Teresa did go and visit her adoptive mother to ask about her illegal adoption.
"She was quite shocked and she told me what happened, but it sounded like she was reading a script over and over again," Theresa said.
At the time Theresa was adopted, she said Ireland was a "very Catholic country" and that it was an "awful shame to be pregnant" while unmarried.
"The way it was at the time, nobody asked questions or interfered," she said.
"The girl would fall pregnant and then disappear and would be stuck in a mother and baby hall and made to work until she gave birth."
Search for answers
After Theresa found out she was illegally adopted, she tried to find out more information from the government and started a group and website for other illegal adoptees in Ireland.
"Each time the government has just ignored us," she said.
Over the years, Theresa also advertised in newspapers in Ireland and appeared on TV in search of her birth mother.
"Someone mentioned trying an Ancestry DNA site and I submitted my DNA but didn't really follow up on it."
A friend of Theresa's and a producer working on a documentary about Ireland's illegal adoptions followed up on her ancestry DNA results in 2017.
She managed to find her cousins in Ireland.
"They were all very excited to see what I looked like," Theresa said.
Theresa discovered she had a sister who was estranged from the family and that her birth mother had died in 2009, before Theresa could meet her.
"Anything I found out about my mother, I was told by my cousins."
She said there has still been no large-scale investigation by the Ireland Government into illegal adoptions.
"The people involved in these adoptions made money from it.
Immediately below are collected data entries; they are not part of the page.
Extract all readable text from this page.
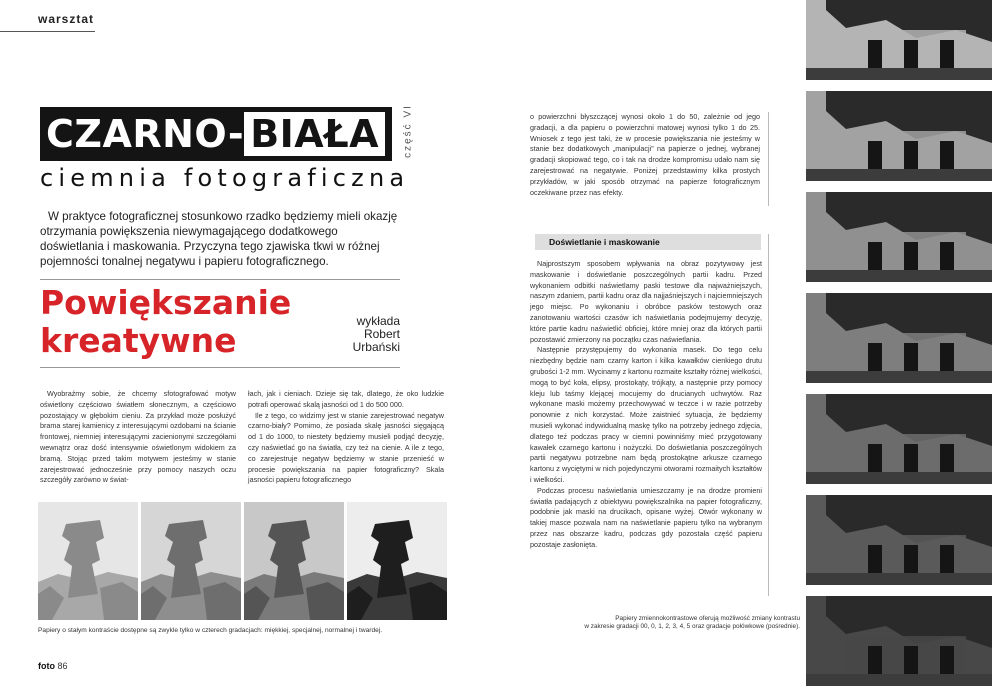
warsztat
CZARNO- BIAŁA	część VI
ciemnia fotograficzna
W praktyce fotograficznej stosunkowo rzadko będziemy mieli okazję otrzymania powiększenia niewymagającego dodatkowego doświetlania i maskowania. Przyczyna tego zjawiska tkwi w różnej pojemności tonalnej negatywu i papieru fotograficznego.
Powiększanie kreatywne	wykłada
Robert
Urbański

Wyobraźmy sobie, że chcemy sfotografować motyw oświetlony częściowo światłem słonecznym, a częściowo pozostający w głębokim cieniu. Za przykład może posłużyć brama starej kamienicy z interesującymi ozdobami na ścianie frontowej, niemniej interesującymi zacienionymi szczegółami wewnątrz oraz dość intensywnie oświetlonym widokiem za bramą. Stojąc przed takim motywem jesteśmy w stanie zarejestrować jednocześnie przy pomocy naszych oczu szczegóły zarówno w świat-

łach, jak i cieniach. Dzieje się tak, dlatego, że oko ludzkie potrafi operować skalą jasności od 1 do 500 000.

Ile z tego, co widzimy jest w stanie zarejestrować negatyw czarno-biały? Pomimo, że posiada skalę jasności sięgającą od 1 do 1000, to niestety będziemy musieli podjąć decyzję, czy naświetlać go na światła, czy też na cienie. A ile z tego, co zarejestruje negatyw będziemy w stanie przenieść w procesie powiększania na papier fotograficzny? Skala jasności papieru fotograficznego

Papiery o stałym kontraście dostępne są zwykle tylko w czterech gradacjach: miękkiej, specjalnej, normalnej i twardej.
foto 86

o powierzchni błyszczącej wynosi około 1 do 50, zależnie od jego gradacji, a dla papieru o powierzchni matowej wynosi tylko 1 do 25. Wniosek z tego jest taki, że w procesie powiększania nie jesteśmy w stanie bez dodatkowych „manipulacji” na papierze o jednej, wybranej gradacji skopiować tego, co i tak na drodze kompromisu udało nam się zarejestrować na negatywie. Poniżej przedstawimy kilka prostych przykładów, w jaki sposób otrzymać na papierze fotograficznym oczekiwane przez nas efekty.

Doświetlanie i maskowanie

Najprostszym sposobem wpływania na obraz pozytywowy jest maskowanie i doświetlanie poszczególnych partii kadru. Przed wykonaniem odbitki naświetlamy paski testowe dla najważniejszych, naszym zdaniem, partii kadru oraz dla najjaśniejszych i najciemniejszych jego miejsc. Po wykonaniu i obróbce pasków testowych oraz zanotowaniu wartości czasów ich naświetlania podejmujemy decyzję, które partie kadru naświetlić obficiej, które mniej oraz dla których partii pozostawić zmierzony na początku czas naświetlania.

Następnie przystępujemy do wykonania masek. Do tego celu niezbędny będzie nam czarny karton i kilka kawałków cienkiego drutu grubości 1-2 mm. Wycinamy z kartonu rozmaite kształty różnej wielkości, mogą to być koła, elipsy, prostokąty, trójkąty, a następnie przy pomocy kleju lub taśmy klejącej mocujemy do drucianych uchwytów. Raz wykonane maski możemy przechowywać w teczce i w razie potrzeby ponownie z nich korzystać. Może zaistnieć sytuacja, że będziemy musieli wykonać indywidualną maskę tylko na potrzeby jednego zdjęcia, dlatego też podczas pracy w ciemni powinniśmy mieć przygotowany kawałek czarnego kartonu i nożyczki. Do doświetlania poszczególnych partii negatywu potrzebne nam będą prostokątne arkusze czarnego kartonu z wyciętymi w nich pojedynczymi otworami rozmaitych kształtów i wielkości.

Podczas procesu naświetlania umieszczamy je na drodze promieni światła padających z obiektywu powiększalnika na papier fotograficzny, podobnie jak maski na drucikach, opisane wyżej. Otwór wykonany w takiej masce pozwala nam na naświetlanie papieru tylko na wybranym przez nas obszarze kadru, podczas gdy pozostała część papieru pozostaje zasłonięta.

Papiery zmiennokontrastowe oferują możliwość zmiany kontrastu
w zakresie gradacji 00, 0, 1, 2, 3, 4, 5 oraz gradacje połówkowe (pośrednie).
The Church destroyed so many lives with this," she said.
Theresa did meet her sister, but the relationship between them was strained and they no longer talk.
Now living in England, Theresa maintains a relationship with her biological cousins and her two sisters that she grew up with.
She makes the journey to Port Macquarie each year to visit her daughter.
Theresa said she still struggles to come to terms with the lies and deceit of her true identity.
"It's very difficult when you find family," she said.
"I find that I'm the one that has to keep in touch and it's almost like I'm a stranger.
"In my soul I don't feel comfortable because I don't know where I belong."